Ошибка комиссара (СИ) - Шалашов Евгений Васильевич
В течение трех лет в окрестностях села Ошты[1] проходил передний край обороны, сдерживающий наступление финских войск.
В 1944 году началось наступление Красной армии, а осенью того же года Финляндия вышла из войны.
А вот после ухода финских войск осталось огромное количество мин. Сегодня трудно сказать — какие мины ставили финны, а какие — красноармейцы, но общеизвестно, что ставить мины гораздо проще, нежели их снимать. Мины снимали несколько лет и, в основном, этим занималась молодежь. По большей части на разминирование отправляли девушек, но попадались и парни.

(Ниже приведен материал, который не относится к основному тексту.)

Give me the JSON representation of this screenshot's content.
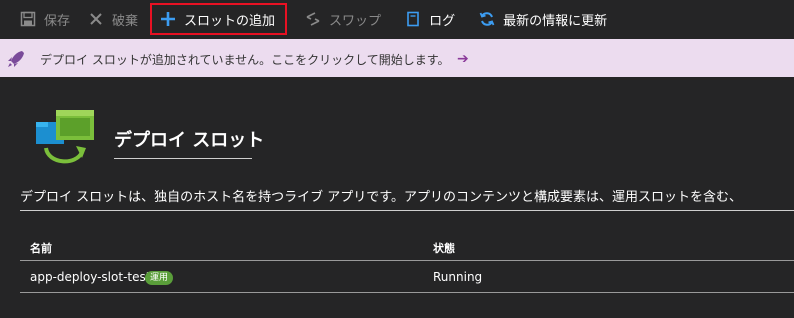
{
  "toolbar": {
    "save_label": "保存",
    "discard_label": "破棄",
    "add_slot_label": "スロットの追加",
    "swap_label": "スワップ",
    "log_label": "ログ",
    "refresh_label": "最新の情報に更新"
  },
  "banner": {
    "message": "デプロイ スロットが追加されていません。ここをクリックして開始します。",
    "arrow": "➔"
  },
  "section": {
    "title": "デプロイ スロット",
    "description": "デプロイ スロットは、独自のホスト名を持つライブ アプリです。アプリのコンテンツと構成要素は、運用スロットを含む、"
  },
  "table": {
    "headers": [
      "名前",
      "状態"
    ],
    "rows": [
      {
        "name": "app-deploy-slot-test",
        "badge": "運用",
        "status": "Running"
      }
    ]
  },
  "colors": {
    "background": "#252526",
    "banner_bg": "#ecdcef",
    "highlight_border": "#e81123",
    "accent_blue": "#3c9df2",
    "badge_green": "#5a9e3a"
  }
}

Разминировали четыреста минных полей, сняли около ста двадцати тысяч мин!
Но до сих пор в Вытегорском районе попадаются эти смертоносные находки. В году так, 1997-м, два московских «копателя» забрели в болото, чтобы поискать что-нибудь «интересное» и подорвались на старой мине. Один погиб на месте, а второй получил контузию. Очухавшись, не придумал ничего лучшего, как отрезать у товарища голову, забрать его документы и податься в бега. Зачем он это сделал — сказать сложно, потому что вместо тюрьмы его пришлось помещать в психушку.
А Иван Федорович поплевал на руки и отправился со своим орудием к раскопанному примерно на два штыка земельному участку. Там он начал методично втыкать штырь в землю. Делал он это аккуратно и под углом к поверхности, словно и на самом деле опасался попасть на мину. Неоднократно он громко восклицал: есть! — и копари радостно устремлялись к нему, но каждый раз то была ложная тревога. Товарищ из райкома опять начал проявлять ко мне интерес.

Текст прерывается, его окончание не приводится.